Wednesday, January 04, 2006

We Really Should Do This More Often

Now I can reveal that the baked good I had to throw away because of the broken thermometer was English Muffin Bread -- a kind that is specifically made for toasting and that, when toasted, actually is very reminiscent of English muffins. I've made another recipe for it before, as well as bought a packaged version. This time I used the recipe in the Better Homes and Gardens Cookbook I won in that silent auction. One of my sisters, a recipient of an untainted loaf on Christmas, wrote in a thank-you note: "It was so good that I would've eaten it even if there had been glass fragments in it." (I told her the thermometer story at the time of gifting.) Now there's a book-jacket blurb for you!

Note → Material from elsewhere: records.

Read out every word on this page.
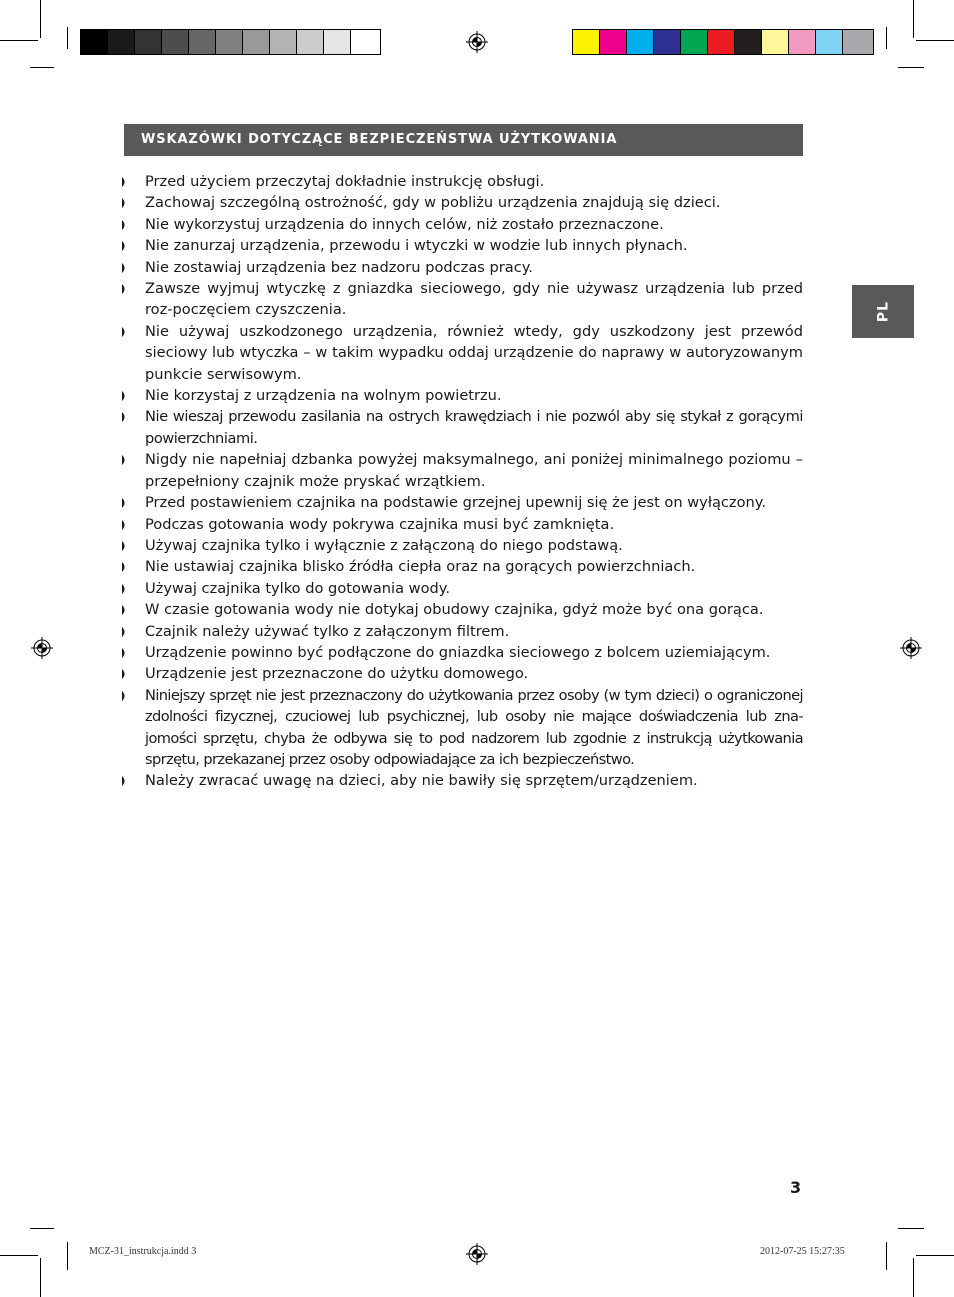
WSKAZÓWKI DOTYCZĄCE BEZPIECZEŃSTWA UŻYTKOWANIA
PL
Przed użyciem przeczytaj dokładnie instrukcję obsługi.
Zachowaj szczególną ostrożność, gdy w pobliżu urządzenia znajdują się dzieci.
Nie wykorzystuj urządzenia do innych celów, niż zostało przeznaczone.
Nie zanurzaj urządzenia, przewodu i wtyczki w wodzie lub innych płynach.
Nie zostawiaj urządzenia bez nadzoru podczas pracy.
Zawsze wyjmuj wtyczkę z gniazdka sieciowego, gdy nie używasz urządzenia lub przed roz-poczęciem czyszczenia.
Nie używaj uszkodzonego urządzenia, również wtedy, gdy uszkodzony jest przewód sieciowy lub wtyczka – w takim wypadku oddaj urządzenie do naprawy w autoryzowanym punkcie serwisowym.
Nie korzystaj z urządzenia na wolnym powietrzu.
Nie wieszaj przewodu zasilania na ostrych krawędziach i nie pozwól aby się stykał z gorącymi powierzchniami.
Nigdy nie napełniaj dzbanka powyżej maksymalnego, ani poniżej minimalnego poziomu – przepełniony czajnik może pryskać wrzątkiem.
Przed postawieniem czajnika na podstawie grzejnej upewnij się że jest on wyłączony.
Podczas gotowania wody pokrywa czajnika musi być zamknięta.
Używaj czajnika tylko i wyłącznie z załączoną do niego podstawą.
Nie ustawiaj czajnika blisko źródła ciepła oraz na gorących powierzchniach.
Używaj czajnika tylko do gotowania wody.
W czasie gotowania wody nie dotykaj obudowy czajnika, gdyż może być ona gorąca.
Czajnik należy używać tylko z załączonym filtrem.
Urządzenie powinno być podłączone do gniazdka sieciowego z bolcem uziemiającym.
Urządzenie jest przeznaczone do użytku domowego.
Niniejszy sprzęt nie jest przeznaczony do użytkowania przez osoby (w tym dzieci) o ograniczonej zdolności fizycznej, czuciowej lub psychicznej, lub osoby nie mające doświadczenia lub zna-jomości sprzętu, chyba że odbywa się to pod nadzorem lub zgodnie z instrukcją użytkowania sprzętu, przekazanej przez osoby odpowiadające za ich bezpieczeństwo.
Należy zwracać uwagę na dzieci, aby nie bawiły się sprzętem/urządzeniem.
3
MCZ-31_instrukcja.indd 3	2012-07-25 15:27:35
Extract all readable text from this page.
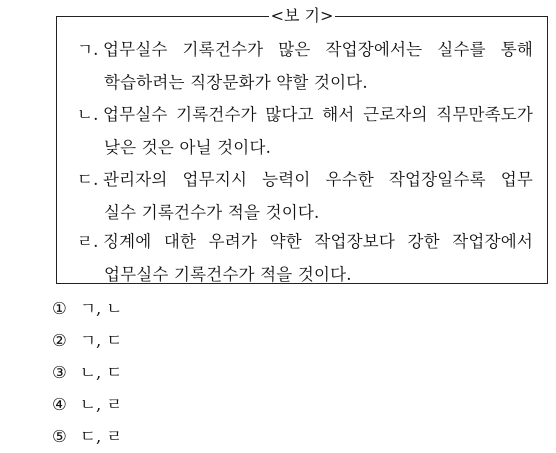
<보 기>
ㄱ. 업무실수 기록건수가 많은 작업장에서는 실수를 통해
학습하려는 직장문화가 약할 것이다.
ㄴ. 업무실수 기록건수가 많다고 해서 근로자의 직무만족도가
낮은 것은 아닐 것이다.
ㄷ. 관리자의 업무지시 능력이 우수한 작업장일수록 업무
실수 기록건수가 적을 것이다.
ㄹ. 징계에 대한 우려가 약한 작업장보다 강한 작업장에서
업무실수 기록건수가 적을 것이다.
① ㄱ, ㄴ
② ㄱ, ㄷ
③ ㄴ, ㄷ
④ ㄴ, ㄹ
⑤ ㄷ, ㄹ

Hosted a lovely brunch yesterday for the first Monday of the new year. The guests were five homosexual gentlemen (to borrow a phrase one of them once used). I hadn't had a real dinner party or brunch in more than a year. Everyone especially seemed to like the nonalcoholic Ginger Punch, which I'd made before. It's from Sunset All-Time Favorite Recipes (one of those books I got years ago as my introductory three-books-for-a-buck deal from the Paperback Book Club, just before I quit) and contains a quarter-pound piece of ginger, pureed and strained, as well as pineapple and lemon juice -- and yes, some sugar and water. Very intense but immediately improves one's well-being!

Another success: Overnight Breakfast Casserole from a cookbook I turn to again and again, Simple Vegetarian Pleasures by Jeanne Lemlin. (I call the otherwise superb Vegetarian Cooking for Everyone, by Deborah Madison, "Complicated Vegetarian Pleasures.") It's one of those egg-and-cheese "stratas," but this one also contains crumbled smoked tempeh strips for a little of that baconesque flavor. I'd never made it before, but it came out great. Even the three non-vegetarian homosexuals present cleaned their plates. All in all, a perfect afternoon with good conversation, laughs, social commentary, and inspiration for more such gatherings in 2006.

Little over two years ago, I knew only one of my five guests, and now here they are at my table. Cheers to them, and thanks.